Mi chiamo Mauro e mi sono trasferito in Svizzera da pochi mesi. Mia moglie invece, è residente in Italia dove lavora e vive con i nostri figli. Parlando tra amici, mi hanno detto che ho diritto agli assegni familiari anche in Svizzera. Potete darmi maggiori informazioni sulla prassi da seguire per richiederli?
Grazie per la vostra risposta.
Mauro L., Montreux
Gentile signor Mauro,
L’informazione che Le hanno fornito è corretta ed avrà diritto in Svizzera anche all’assegno familiare differenziale. Vediamo nel dettaglio. Siccome i suoi figli sono residenti in Italia con la mamma che presta attività lavorativa, la moglie sicuramente percepisce già da parte dell’INPS (Istituto Nazionale di Previdenza Sociale) un assegno unico e universale per i figli a carico.
Per poter ricevere l’attribuzione dell’assegno familiare anche in Svizzera, dovrà presentare una domanda di assegno familiare tramite il datore di lavoro o direttamente alla cassa competente per i suoi assegni familiari. Alla domanda, oltre ai documenti di rito (documenti di identità dei due coniugi, permesso di soggiorno, documenti di identità dei figli, attestati di formazione, stato di famiglia, sentenza di divorzio o separazione), dovrà essere allegato l’importo dell’assegno percepito dell’altro genitore (un estratto del Cassetto Previdenziale del cittadino come prova di quanto stabilito).

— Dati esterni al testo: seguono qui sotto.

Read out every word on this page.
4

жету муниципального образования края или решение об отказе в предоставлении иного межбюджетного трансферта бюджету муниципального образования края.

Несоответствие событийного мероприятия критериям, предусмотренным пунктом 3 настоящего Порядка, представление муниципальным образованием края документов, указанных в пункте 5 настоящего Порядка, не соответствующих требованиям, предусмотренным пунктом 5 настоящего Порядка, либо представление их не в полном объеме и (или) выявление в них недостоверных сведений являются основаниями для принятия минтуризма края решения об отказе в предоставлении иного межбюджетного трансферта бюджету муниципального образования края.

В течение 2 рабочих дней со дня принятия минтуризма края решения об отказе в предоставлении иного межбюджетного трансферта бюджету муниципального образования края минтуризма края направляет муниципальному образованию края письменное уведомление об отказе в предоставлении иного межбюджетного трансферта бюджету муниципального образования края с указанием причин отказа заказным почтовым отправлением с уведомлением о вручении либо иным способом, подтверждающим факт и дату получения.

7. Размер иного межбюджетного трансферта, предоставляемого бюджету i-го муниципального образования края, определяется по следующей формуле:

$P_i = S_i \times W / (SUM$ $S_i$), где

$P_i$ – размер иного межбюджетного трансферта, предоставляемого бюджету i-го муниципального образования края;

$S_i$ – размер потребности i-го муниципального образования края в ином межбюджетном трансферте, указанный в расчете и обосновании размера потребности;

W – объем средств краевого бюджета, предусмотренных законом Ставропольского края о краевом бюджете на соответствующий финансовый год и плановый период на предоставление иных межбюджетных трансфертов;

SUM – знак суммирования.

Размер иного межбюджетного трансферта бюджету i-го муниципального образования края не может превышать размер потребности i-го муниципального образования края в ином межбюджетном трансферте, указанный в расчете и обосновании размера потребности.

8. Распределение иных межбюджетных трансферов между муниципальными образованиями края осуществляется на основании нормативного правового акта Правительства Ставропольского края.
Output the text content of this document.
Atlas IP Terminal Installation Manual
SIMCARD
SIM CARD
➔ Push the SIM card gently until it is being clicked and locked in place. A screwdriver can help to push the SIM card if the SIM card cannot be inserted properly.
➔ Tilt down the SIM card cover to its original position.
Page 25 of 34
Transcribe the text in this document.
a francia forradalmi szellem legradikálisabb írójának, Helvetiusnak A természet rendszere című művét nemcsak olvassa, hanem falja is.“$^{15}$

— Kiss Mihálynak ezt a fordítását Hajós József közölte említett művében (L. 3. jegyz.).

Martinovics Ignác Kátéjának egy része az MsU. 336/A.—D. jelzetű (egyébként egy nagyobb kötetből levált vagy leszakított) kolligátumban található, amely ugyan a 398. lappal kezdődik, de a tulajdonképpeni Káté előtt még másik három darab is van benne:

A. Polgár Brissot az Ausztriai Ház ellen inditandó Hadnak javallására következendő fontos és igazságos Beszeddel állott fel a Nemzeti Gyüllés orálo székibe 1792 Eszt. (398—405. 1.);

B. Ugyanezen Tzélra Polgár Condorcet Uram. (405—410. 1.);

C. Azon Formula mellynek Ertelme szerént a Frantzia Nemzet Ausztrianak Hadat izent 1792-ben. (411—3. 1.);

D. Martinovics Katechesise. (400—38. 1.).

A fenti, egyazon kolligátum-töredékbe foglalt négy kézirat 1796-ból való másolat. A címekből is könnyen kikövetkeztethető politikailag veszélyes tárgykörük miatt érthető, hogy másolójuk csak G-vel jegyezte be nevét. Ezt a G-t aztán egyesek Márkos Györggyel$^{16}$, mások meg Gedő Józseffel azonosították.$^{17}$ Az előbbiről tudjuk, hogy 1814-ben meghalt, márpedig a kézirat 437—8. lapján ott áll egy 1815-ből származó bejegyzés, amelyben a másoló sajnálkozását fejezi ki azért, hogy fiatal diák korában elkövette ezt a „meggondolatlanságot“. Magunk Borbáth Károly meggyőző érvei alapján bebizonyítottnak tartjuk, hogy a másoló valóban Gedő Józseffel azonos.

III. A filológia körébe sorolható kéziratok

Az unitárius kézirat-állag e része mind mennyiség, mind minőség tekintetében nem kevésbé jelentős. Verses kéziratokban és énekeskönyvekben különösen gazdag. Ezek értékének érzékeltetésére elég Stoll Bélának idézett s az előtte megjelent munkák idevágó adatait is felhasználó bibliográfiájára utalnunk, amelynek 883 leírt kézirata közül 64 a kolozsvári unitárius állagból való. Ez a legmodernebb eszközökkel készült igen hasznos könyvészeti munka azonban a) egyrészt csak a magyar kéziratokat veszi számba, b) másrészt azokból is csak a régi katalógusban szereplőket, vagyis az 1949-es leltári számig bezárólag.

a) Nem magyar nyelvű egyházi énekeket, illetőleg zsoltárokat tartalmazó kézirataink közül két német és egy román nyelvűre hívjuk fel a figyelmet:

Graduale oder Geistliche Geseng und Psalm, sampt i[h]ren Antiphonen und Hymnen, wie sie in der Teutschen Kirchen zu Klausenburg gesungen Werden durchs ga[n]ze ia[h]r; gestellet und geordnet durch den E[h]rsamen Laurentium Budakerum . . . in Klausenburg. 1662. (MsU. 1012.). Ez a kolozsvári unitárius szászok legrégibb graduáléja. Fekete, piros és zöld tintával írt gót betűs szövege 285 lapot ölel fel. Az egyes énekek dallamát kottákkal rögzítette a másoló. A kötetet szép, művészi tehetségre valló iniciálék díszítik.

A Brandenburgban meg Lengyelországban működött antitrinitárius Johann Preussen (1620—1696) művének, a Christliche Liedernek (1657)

Successivamente la cassa competente procederà al conteggio e sarà applicata la differenza dell’importo sulla base dell’assegno unico italiano e quanto stabilito dal cantone di residenza.
Periodicamente l’ufficio competente in Svizzera richiederà l’estratto Inps dell’assegno unico e universale aggiornato. Si precisa che il diritto agli assegni non è automatico e deve essere sempre presentata domanda.
L’articolo 68 del Regolamento (CE) 883/04 regola le priorità di competenza in caso di cumulo di prestazioni familiari tra più paesi.
Nel caso specifico tra Svizzera e Italia:
Il pagamento degli assegni differenziali internazionali di consueto viene effettuato retroattivamente ogni sei mesi, solitamente nei mesi di gennaio e luglio. Gli assegni familiari con importo intero, vengono pagati mensilmente.
Dal primo gennaio 2025 sono stati aumentati gli importi minimi degli assegni familiari svizzeri. L’anno 2025 rappresenta l’anno del cambiamento poiché è stato attuato il primo adeguamento sugli assegni familiari svizzeri dall’entrata in vigore della sua legge nell’anno 2009. Attualmente l’assegno per figli corrisponde a 215 CHF e quello per figli in formazione corrisponde a 268 CHF.
I cantoni tuttavia, possono attribuire importi più elevati nel rispetto della propria regolamentazione cantonale. Anche nel settore agricolo sono previste maggiorazioni o indennità specifiche.
Resto a disposizione per ulteriori informazioni e Le porgo cordiali saluti.